Mientras tanto, la crisis política peruana se agudiza a menos de un mes de la asunción del nuevo gobierno. Pedro Castillo es, al iniciar su mandato, el presidente peruano con el apoyo de opinión pública más bajo de los últimos 20 años: lo acepta sólo el 38%, casi la mitad que lo que tenían al mismo momento alguno de sus predecesores. Cabe señalar que el Congreso todavía no ha aprobado la designación del Jefe de Gabinete, Guido Bellido, quien enfrenta una denuncia judicial por financiamiento ilegal de la campaña electoral, en la cual también están involucrados dirigentes del partido oficialista Perú Libre. El líder de este partido, Vladimir Cerrón, el “hombre fuerte” detrás de Castillo, también está involucrado. Las denuncias de corrupción impidieron al líder del partido poder presentarse como candidato presidencial, y de allí surgió su decisión de elegir a Castillo, un dirigente sindical docente y apolítico, para ocupar su lugar. La oposición controla el Congreso, donde el oficialismo tiene sólo 37 de los 130 legisladores. Si el Congreso rechaza dos veces al Gabinete, se deben convocar nuevas elecciones para elegir un nuevo Parlamento, algo que en principio no le conviene a la oposición. Es que con este Congreso, no es posible para Castillo avanzar hacia la reforma constitucional como su estrategia política central, y sólo una nueva elección parlamentaria podría darle la oportunidad de hacerlo. Por su parte, el oficialismo denuncia una conspiración de la oposición para promover un juicio político por falta de idoneidad contra el presidente.
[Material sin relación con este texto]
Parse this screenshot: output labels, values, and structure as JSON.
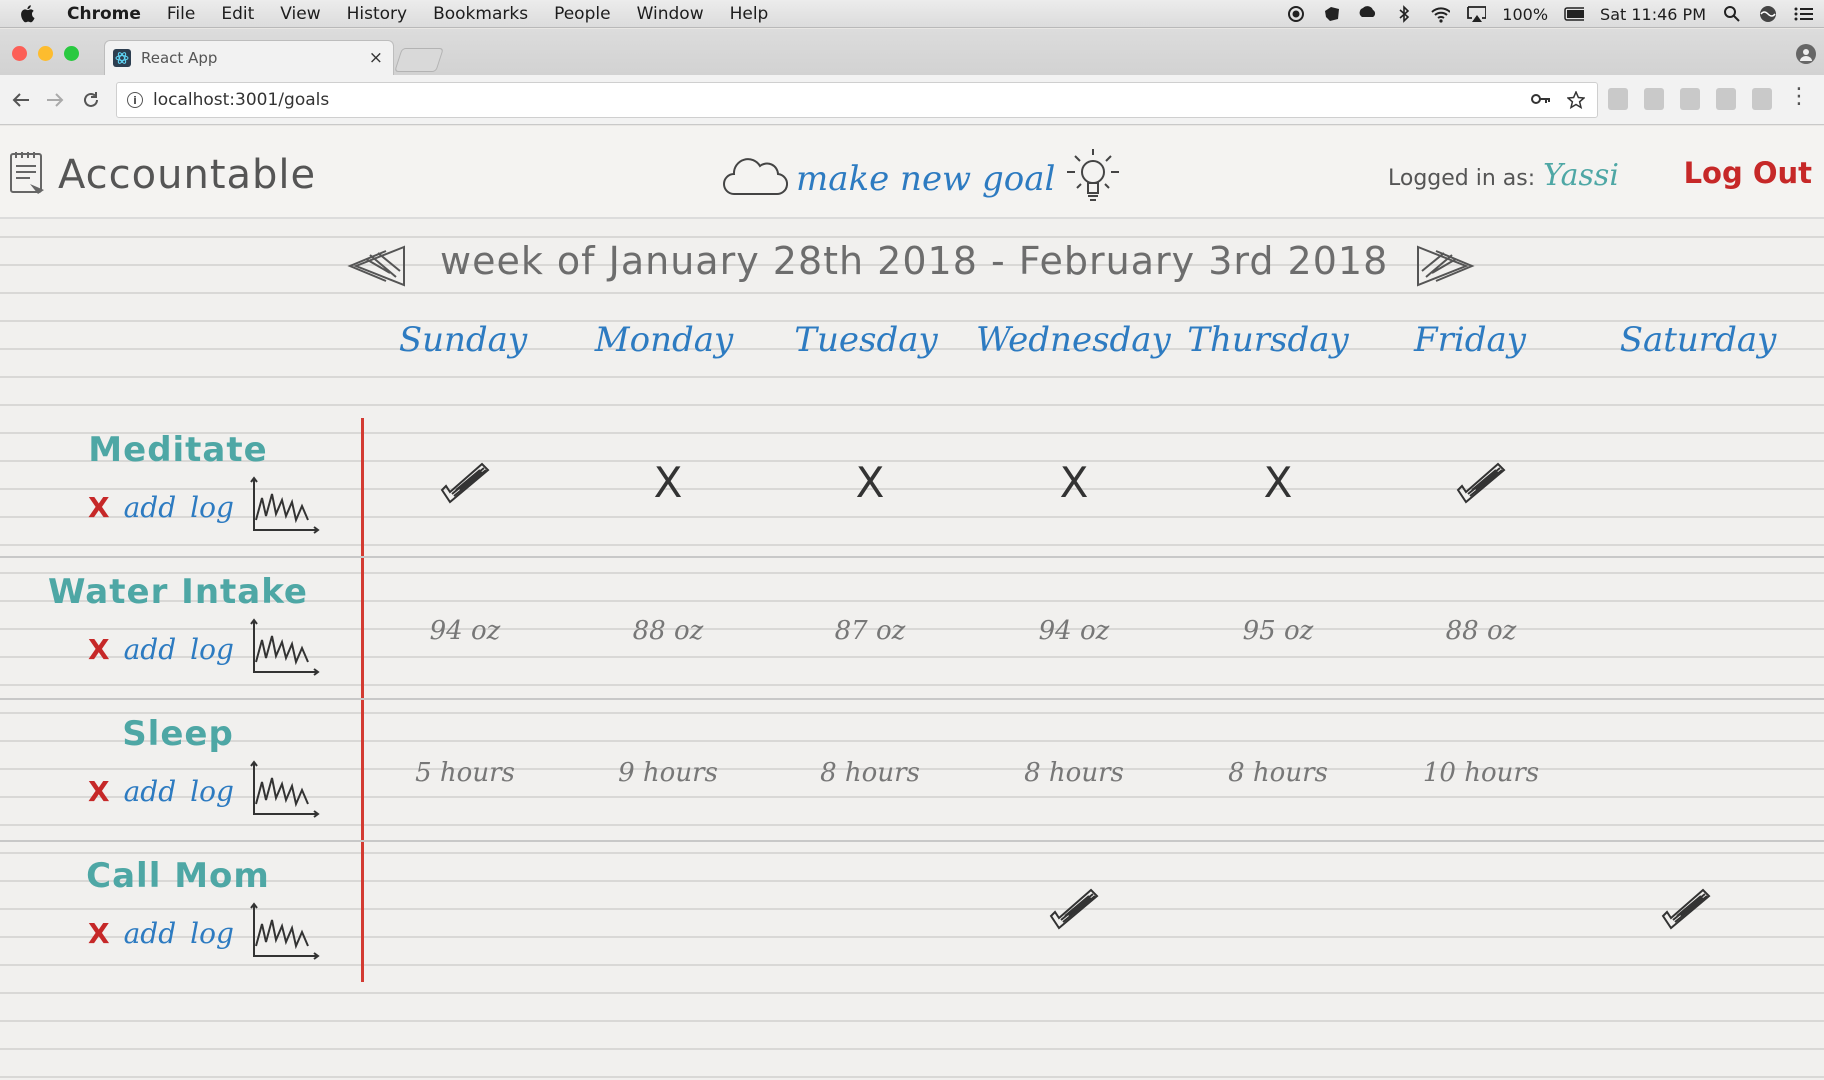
{
  "menubar": {
    "app": "Chrome",
    "items": [
      "File",
      "Edit",
      "View",
      "History",
      "Bookmarks",
      "People",
      "Window",
      "Help"
    ],
    "battery": "100%",
    "clock": "Sat 11:46 PM"
  },
  "browser": {
    "tab_title": "React App",
    "tab_close": "×",
    "url": "localhost:3001/goals"
  },
  "header": {
    "brand": "Accountable",
    "new_goal": "make new goal",
    "logged_in_label": "Logged in as:",
    "username": "Yassi",
    "logout": "Log Out"
  },
  "week": {
    "label": "week of January 28th 2018 - February 3rd 2018"
  },
  "days": [
    "Sunday",
    "Monday",
    "Tuesday",
    "Wednesday",
    "Thursday",
    "Friday",
    "Saturday"
  ],
  "goal_actions": {
    "delete": "X",
    "add": "add",
    "log": "log"
  },
  "goals": [
    {
      "name": "Meditate",
      "cells": [
        "check",
        "X",
        "X",
        "X",
        "X",
        "check",
        ""
      ]
    },
    {
      "name": "Water Intake",
      "cells": [
        "94 oz",
        "88 oz",
        "87 oz",
        "94 oz",
        "95 oz",
        "88 oz",
        ""
      ]
    },
    {
      "name": "Sleep",
      "cells": [
        "5 hours",
        "9 hours",
        "8 hours",
        "8 hours",
        "8 hours",
        "10 hours",
        ""
      ]
    },
    {
      "name": "Call Mom",
      "cells": [
        "",
        "",
        "",
        "check",
        "",
        "",
        "check"
      ]
    }
  ],
  "colors": {
    "accent_blue": "#2d7bc1",
    "teal": "#4ea7a5",
    "red": "#c62828",
    "margin_line": "#d33b32"
  }
}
En conclusión, mientras el mundo tiene la mirada puesta en Afganistán, el resultado de la elección presidencial de octubre de 2022 en Brasil definirá el rumbo político de América Latina, al tiempo que se agudiza la crisis desatada en Perú por la llegada al poder de Pedro Castillo y en México, tiene lugar un nuevo intento de negociación entre el régimen venezolano y la oposición.